- Born: 26 April 1937 Vinograd, Kingdom of Bulgaria
- Died: 16 August 1963 (aged 26) Gorna Oryahovitsa, People's Republic of Bulgaria
- Citizenship: Bulgaria
- Occupation: Medical doctor
- Known for: Rescuing 47 passengers from a burning bus

= Stefan Cherkezov =

Stefan Cherkezov (Стефан Черкезов) (26 April 1937 – 16 August 1963) was a Bulgarian medical doctor of Circassian origin. He belonged to the Circassian clan known as Tashu (Tӏэшъу). Cherkezov is known for his actions during a transport accident where he extracted passengers from a burning vehicle, saving the lives of 47 people but losing his own life.

== Biography ==
Cherkezov was born on 26 April 1937 in the village of Vinograd, Strazhitsa Municipality; his ancestors were exiled from Circassia after the Russo-Circassian War. He began working as a district doctor in the village of Strelets on 1 January 1963. He was married to Lidiya and had one daughter who also became a medical doctor.

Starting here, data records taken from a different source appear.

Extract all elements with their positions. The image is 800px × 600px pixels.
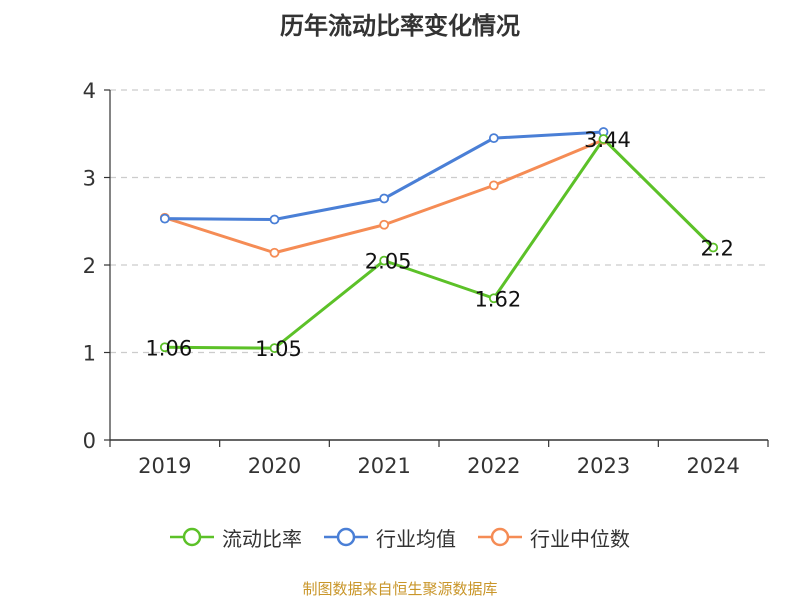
x-tick-label: 2023: [577, 454, 630, 478]
legend-item-industry-average[interactable]: 行业均值: [324, 523, 456, 552]
data-point-1: [488, 133, 499, 144]
data-point-1: [159, 213, 170, 224]
legend-line-marker-icon: [324, 527, 368, 547]
data-point-1: [379, 193, 390, 204]
data-point-0: [708, 242, 719, 253]
data-point-2: [488, 180, 499, 191]
data-point-1: [269, 214, 280, 225]
legend-label-current-ratio: 流动比率: [222, 526, 302, 551]
y-tick-label: 1: [83, 342, 96, 366]
data-point-2: [379, 219, 390, 230]
x-tick-label: 2022: [467, 454, 520, 478]
data-label: 2.2: [700, 237, 733, 261]
data-point-0: [379, 255, 390, 266]
x-tick-label: 2020: [248, 454, 301, 478]
data-label: 1.05: [255, 337, 302, 361]
series-line-1: [164, 130, 604, 221]
data-label: 1.62: [474, 287, 521, 311]
x-tick-label: 2021: [357, 454, 410, 478]
chart-legend: 流动比率 行业均值 行业中位数: [0, 520, 800, 554]
legend-line-marker-icon: [170, 527, 214, 547]
y-tick-label: 2: [83, 254, 96, 278]
x-tick-label: 2024: [686, 454, 739, 478]
data-point-0: [598, 134, 609, 144]
series-line-0: [164, 137, 715, 350]
data-point-0: [269, 343, 280, 354]
y-tick-label: 0: [83, 429, 96, 453]
legend-item-current-ratio[interactable]: 流动比率: [170, 523, 302, 552]
y-tick-label: 4: [83, 79, 96, 103]
data-label: 3.44: [584, 128, 631, 152]
data-label: 2.05: [365, 250, 412, 274]
y-tick-label: 3: [83, 167, 96, 191]
source-footer: 制图数据来自恒生聚源数据库: [302, 580, 498, 598]
legend-line-marker-icon: [478, 527, 522, 547]
x-tick-label: 2019: [138, 454, 191, 478]
data-point-0: [159, 342, 170, 353]
legend-label-industry-median: 行业中位数: [530, 526, 630, 551]
data-point-2: [269, 247, 280, 258]
data-point-0: [488, 293, 499, 304]
legend-label-industry-average: 行业均值: [376, 526, 456, 551]
chart-title: 历年流动比率变化情况: [280, 12, 520, 40]
data-label: 1.06: [145, 336, 192, 360]
legend-item-industry-median[interactable]: 行业中位数: [478, 523, 630, 552]
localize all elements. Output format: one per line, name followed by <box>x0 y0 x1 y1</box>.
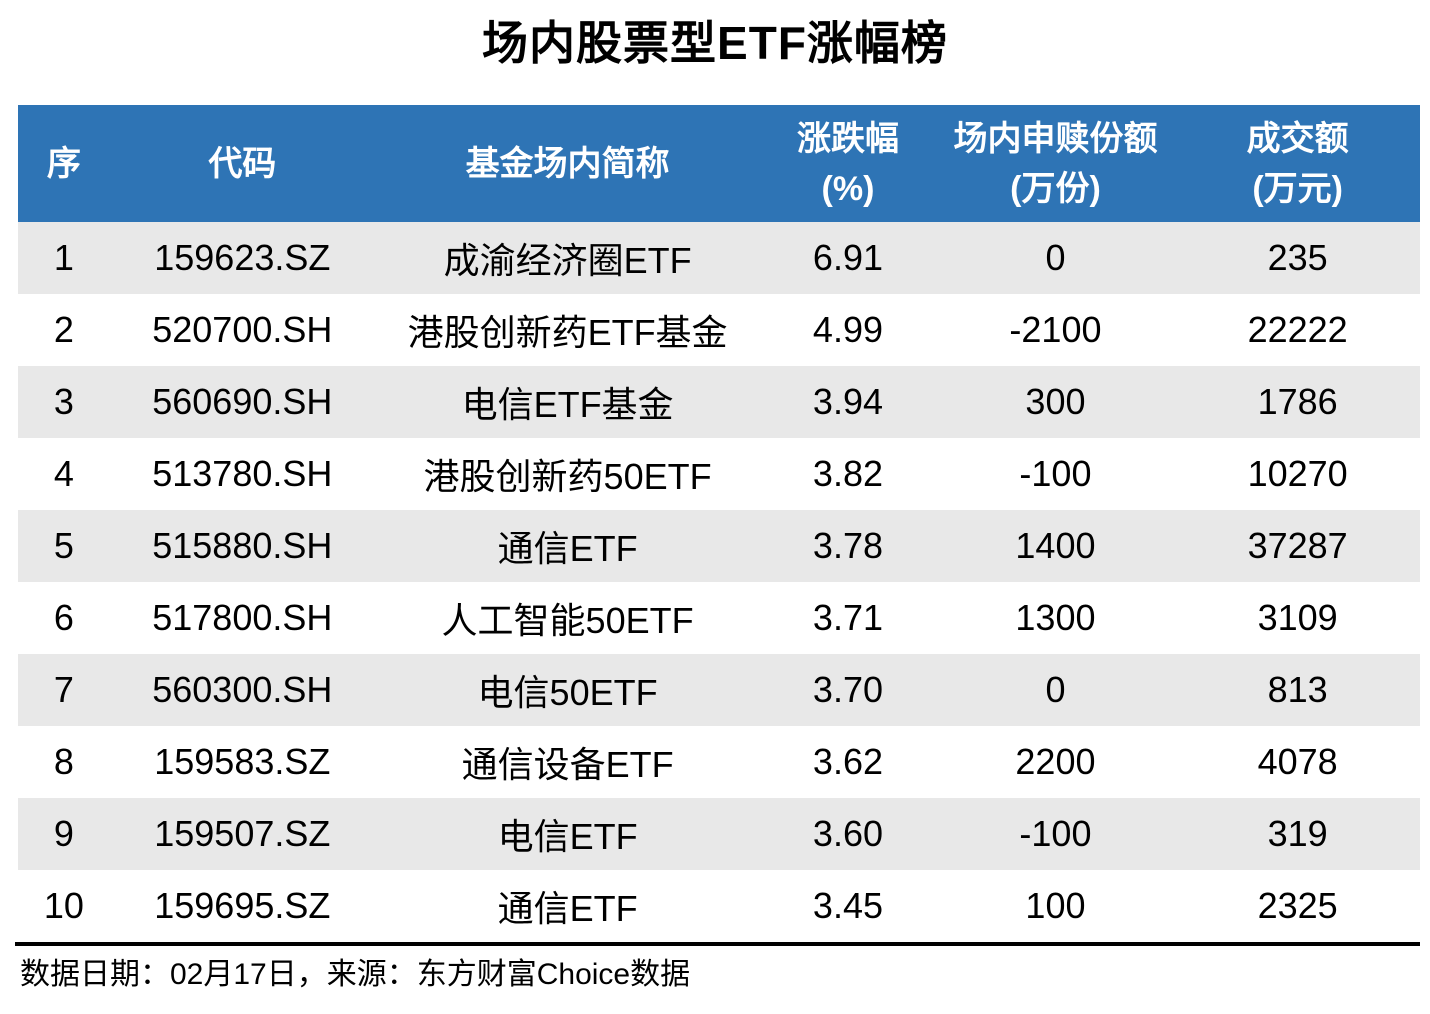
cell-subscription-shares: -2100 <box>1009 309 1102 350</box>
header-shares-line2: (万份) <box>1010 169 1101 208</box>
header-change-line2: (%) <box>821 169 875 208</box>
cell-code: 517800.SH <box>152 597 333 638</box>
cell-rank: 1 <box>53 237 74 278</box>
header-turnover-line1: 成交额 <box>1246 119 1349 158</box>
cell-code: 159695.SZ <box>154 885 331 926</box>
header-fund-name-label: 基金场内简称 <box>465 144 670 183</box>
cell-turnover: 235 <box>1267 237 1328 278</box>
cell-fund-name: 成渝经济圈ETF <box>443 240 692 281</box>
header-rank-label: 序 <box>46 144 81 183</box>
cell-change-pct: 3.45 <box>812 885 883 926</box>
cell-code: 159623.SZ <box>154 237 331 278</box>
cell-rank: 4 <box>53 453 74 494</box>
cell-fund-name: 通信ETF <box>497 888 638 929</box>
header-rank: 序 <box>18 105 110 222</box>
cell-fund-name: 港股创新药50ETF <box>423 456 712 497</box>
cell-rank: 2 <box>53 309 74 350</box>
cell-turnover: 22222 <box>1247 309 1348 350</box>
cell-code: 159507.SZ <box>154 813 331 854</box>
header-fund-name: 基金场内简称 <box>375 105 761 222</box>
cell-subscription-shares: 100 <box>1025 885 1086 926</box>
cell-change-pct: 3.60 <box>812 813 883 854</box>
cell-subscription-shares: -100 <box>1019 813 1092 854</box>
cell-turnover: 3109 <box>1257 597 1338 638</box>
cell-subscription-shares: 300 <box>1025 381 1086 422</box>
cell-subscription-shares: -100 <box>1019 453 1092 494</box>
cell-fund-name: 港股创新药ETF基金 <box>407 312 728 353</box>
table-row: 9 159507.SZ 电信ETF 3.60 -100 319 <box>18 798 1420 870</box>
cell-change-pct: 3.71 <box>812 597 883 638</box>
cell-rank: 10 <box>43 885 84 926</box>
cell-fund-name: 电信50ETF <box>477 672 658 713</box>
cell-turnover: 319 <box>1267 813 1328 854</box>
header-change-pct: 涨跌幅 (%) <box>760 105 935 222</box>
cell-rank: 9 <box>53 813 74 854</box>
cell-turnover: 10270 <box>1247 453 1348 494</box>
cell-change-pct: 3.78 <box>812 525 883 566</box>
header-turnover: 成交额 (万元) <box>1175 105 1420 222</box>
header-subscription-shares: 场内申赎份额 (万份) <box>936 105 1176 222</box>
cell-rank: 5 <box>53 525 74 566</box>
cell-fund-name: 通信设备ETF <box>461 744 674 785</box>
cell-code: 159583.SZ <box>154 741 331 782</box>
header-turnover-line2: (万元) <box>1252 169 1343 208</box>
table-row: 2 520700.SH 港股创新药ETF基金 4.99 -2100 22222 <box>18 294 1420 366</box>
header-shares-line1: 场内申赎份额 <box>953 119 1158 158</box>
cell-code: 515880.SH <box>152 525 333 566</box>
cell-change-pct: 4.99 <box>812 309 883 350</box>
cell-change-pct: 3.94 <box>812 381 883 422</box>
cell-turnover: 1786 <box>1257 381 1338 422</box>
footer-note: 数据日期：02月17日，来源：东方财富Choice数据 <box>15 942 1420 995</box>
cell-code: 513780.SH <box>152 453 333 494</box>
cell-turnover: 4078 <box>1257 741 1338 782</box>
cell-code: 560690.SH <box>152 381 333 422</box>
cell-rank: 8 <box>53 741 74 782</box>
footer-note-text: 数据日期：02月17日，来源：东方财富Choice数据 <box>20 958 691 991</box>
table-row: 7 560300.SH 电信50ETF 3.70 0 813 <box>18 654 1420 726</box>
cell-fund-name: 电信ETF基金 <box>461 384 674 425</box>
table-row: 1 159623.SZ 成渝经济圈ETF 6.91 0 235 <box>18 222 1420 294</box>
cell-subscription-shares: 0 <box>1045 669 1066 710</box>
cell-rank: 7 <box>53 669 74 710</box>
page-title: 场内股票型ETF涨幅榜 <box>482 17 948 69</box>
table-row: 5 515880.SH 通信ETF 3.78 1400 37287 <box>18 510 1420 582</box>
cell-subscription-shares: 1400 <box>1015 525 1096 566</box>
cell-code: 520700.SH <box>152 309 333 350</box>
cell-code: 560300.SH <box>152 669 333 710</box>
cell-turnover: 37287 <box>1247 525 1348 566</box>
page: 场内股票型ETF涨幅榜 序 代码 基金场内简称 涨跌幅 (%) 场内申赎份额 (… <box>0 14 1430 995</box>
cell-rank: 3 <box>53 381 74 422</box>
cell-fund-name: 电信ETF <box>497 816 638 857</box>
table-row: 4 513780.SH 港股创新药50ETF 3.82 -100 10270 <box>18 438 1420 510</box>
table-header-row: 序 代码 基金场内简称 涨跌幅 (%) 场内申赎份额 (万份) 成交额 (万元) <box>18 105 1420 222</box>
table-row: 8 159583.SZ 通信设备ETF 3.62 2200 4078 <box>18 726 1420 798</box>
cell-fund-name: 通信ETF <box>497 528 638 569</box>
cell-subscription-shares: 0 <box>1045 237 1066 278</box>
table-row: 3 560690.SH 电信ETF基金 3.94 300 1786 <box>18 366 1420 438</box>
cell-fund-name: 人工智能50ETF <box>441 600 694 641</box>
header-code: 代码 <box>110 105 375 222</box>
cell-turnover: 813 <box>1267 669 1328 710</box>
cell-turnover: 2325 <box>1257 885 1338 926</box>
cell-change-pct: 3.82 <box>812 453 883 494</box>
cell-change-pct: 3.70 <box>812 669 883 710</box>
cell-subscription-shares: 2200 <box>1015 741 1096 782</box>
cell-change-pct: 3.62 <box>812 741 883 782</box>
table-row: 10 159695.SZ 通信ETF 3.45 100 2325 <box>18 870 1420 942</box>
table-row: 6 517800.SH 人工智能50ETF 3.71 1300 3109 <box>18 582 1420 654</box>
cell-subscription-shares: 1300 <box>1015 597 1096 638</box>
header-change-line1: 涨跌幅 <box>796 119 899 158</box>
etf-gainers-table: 序 代码 基金场内简称 涨跌幅 (%) 场内申赎份额 (万份) 成交额 (万元)… <box>18 105 1420 942</box>
header-code-label: 代码 <box>208 144 277 183</box>
cell-change-pct: 6.91 <box>812 237 883 278</box>
cell-rank: 6 <box>53 597 74 638</box>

On 15 August 1963, a collision occurred between a bus and a truck on the road between Veliko Tarnovo and Gorna Oryahovitsa. Cherkezov was a passenger on the bus, which caught fire following the impact. After exiting the vehicle, he returned to the burning bus to extract 47 other passengers. He sustained severe burns during the rescue and died the following day. His wife later quoted him stating that the resources his father invested in his medical education were not in vain.

== Legacy ==
In 2005, the Bulgarian government officially declared 15 August as the "Day of Salvation" (Ден на спасението). The day honors medical professionals and other citizens who have died in the line of duty.

Several locations and institutions are named in his honor. These include the Multi-profile Hospital for Active Treatment in Veliko Tarnovo, the street in Vinograd where his birth house is located, and the village health service center, which also features a memorial plaque on its facade. A street in the Lyulin district of Sofia is also named after Stefan Cherkezov.